The CEO, who has led the Hamilton, Bermuda-based company for nearly 10 years, received perks valued at $525,269, up from the previous year's $444,790. Those perks included $168,272 for personal use of corporate aircraft, $256,500 for an employee savings plan and $29,287 as a car allowance.
Mr. Henkel also received stock awards and options valued at about $8.1 million at the time they were granted. However, since Ingersoll-Rand shares now trade at less than half the options' strike price of $39.31, they have little present value.

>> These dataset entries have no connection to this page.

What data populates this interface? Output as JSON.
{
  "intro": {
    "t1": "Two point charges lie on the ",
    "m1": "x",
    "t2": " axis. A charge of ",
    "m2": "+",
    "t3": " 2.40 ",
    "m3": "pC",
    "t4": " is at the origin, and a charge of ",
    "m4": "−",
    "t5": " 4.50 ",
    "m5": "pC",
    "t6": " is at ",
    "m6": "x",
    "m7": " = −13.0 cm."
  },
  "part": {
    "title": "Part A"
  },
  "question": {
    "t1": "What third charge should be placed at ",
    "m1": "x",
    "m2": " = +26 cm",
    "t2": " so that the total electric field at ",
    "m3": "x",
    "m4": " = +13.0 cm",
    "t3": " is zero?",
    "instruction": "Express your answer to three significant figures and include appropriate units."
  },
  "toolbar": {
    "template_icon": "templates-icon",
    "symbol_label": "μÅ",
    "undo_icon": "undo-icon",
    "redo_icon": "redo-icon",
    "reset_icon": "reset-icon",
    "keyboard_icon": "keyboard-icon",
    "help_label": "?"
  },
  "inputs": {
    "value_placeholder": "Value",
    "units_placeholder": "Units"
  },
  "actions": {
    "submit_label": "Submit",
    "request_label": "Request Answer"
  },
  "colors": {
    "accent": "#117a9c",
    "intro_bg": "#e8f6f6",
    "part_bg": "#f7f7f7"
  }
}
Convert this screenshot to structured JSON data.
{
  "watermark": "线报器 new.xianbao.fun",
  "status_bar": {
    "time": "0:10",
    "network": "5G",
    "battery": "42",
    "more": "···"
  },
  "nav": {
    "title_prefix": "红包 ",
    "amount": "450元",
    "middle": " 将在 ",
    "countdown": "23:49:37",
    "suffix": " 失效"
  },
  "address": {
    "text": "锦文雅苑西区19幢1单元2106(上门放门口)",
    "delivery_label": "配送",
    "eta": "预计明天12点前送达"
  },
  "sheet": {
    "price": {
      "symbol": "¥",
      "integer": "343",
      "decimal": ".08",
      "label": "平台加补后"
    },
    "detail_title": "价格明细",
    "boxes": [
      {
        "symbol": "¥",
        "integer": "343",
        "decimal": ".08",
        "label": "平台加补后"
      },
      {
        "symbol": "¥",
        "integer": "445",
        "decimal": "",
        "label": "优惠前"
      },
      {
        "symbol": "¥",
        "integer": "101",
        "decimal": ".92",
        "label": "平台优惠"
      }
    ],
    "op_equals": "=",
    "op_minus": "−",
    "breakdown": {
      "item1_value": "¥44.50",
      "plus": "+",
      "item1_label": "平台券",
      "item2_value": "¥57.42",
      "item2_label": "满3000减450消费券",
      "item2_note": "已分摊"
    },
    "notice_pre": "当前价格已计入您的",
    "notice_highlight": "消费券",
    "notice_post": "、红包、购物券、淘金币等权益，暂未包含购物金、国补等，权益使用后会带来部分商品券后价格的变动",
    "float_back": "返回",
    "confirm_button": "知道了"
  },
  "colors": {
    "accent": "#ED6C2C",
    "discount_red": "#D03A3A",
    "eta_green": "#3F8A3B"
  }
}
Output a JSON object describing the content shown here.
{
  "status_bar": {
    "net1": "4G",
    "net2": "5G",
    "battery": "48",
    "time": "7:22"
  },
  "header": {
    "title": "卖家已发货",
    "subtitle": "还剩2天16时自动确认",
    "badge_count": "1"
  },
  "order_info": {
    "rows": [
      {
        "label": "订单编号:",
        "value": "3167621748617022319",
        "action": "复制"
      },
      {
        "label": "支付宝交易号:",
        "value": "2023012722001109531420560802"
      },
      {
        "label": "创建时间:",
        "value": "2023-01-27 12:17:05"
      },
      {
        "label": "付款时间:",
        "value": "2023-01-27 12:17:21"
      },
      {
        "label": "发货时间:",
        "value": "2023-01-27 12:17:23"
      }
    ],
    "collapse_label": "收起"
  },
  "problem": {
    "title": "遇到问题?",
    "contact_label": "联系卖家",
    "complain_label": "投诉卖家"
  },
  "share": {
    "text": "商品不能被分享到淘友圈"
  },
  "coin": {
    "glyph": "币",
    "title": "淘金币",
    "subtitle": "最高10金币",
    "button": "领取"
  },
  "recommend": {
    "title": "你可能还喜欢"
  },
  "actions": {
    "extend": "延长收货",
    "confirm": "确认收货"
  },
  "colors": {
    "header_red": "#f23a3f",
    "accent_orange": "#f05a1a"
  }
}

The Associated Press' compensation formula aims to isolate the value the company's board placed on the executive's total compensation package during the last fiscal year. It includes salary, bonus, performance-related bonuses, perks, above-market returns on deferred compensation and the estimated value of stock options and awards granted during the year.
The calculations do not include changes in the present value of pension benefits, and they sometimes differ from the totals companies list in the summary compensation table of proxy statements filed with the Securities and Exchange Commission, which reflect the size of the accounting charge taken for the executive's compensation in the previous fiscal year.
Last year was a difficult one for the company, which is moving its headquarters to Ireland. It swung to a loss of $2.62 billion, or $8.73 per share, compared with a profit of nearly $4 billion, or $13.43 per share, in 2007.
Also, its share price plunged 63 percent compared with the S&P 500 index, which fell 39 percent.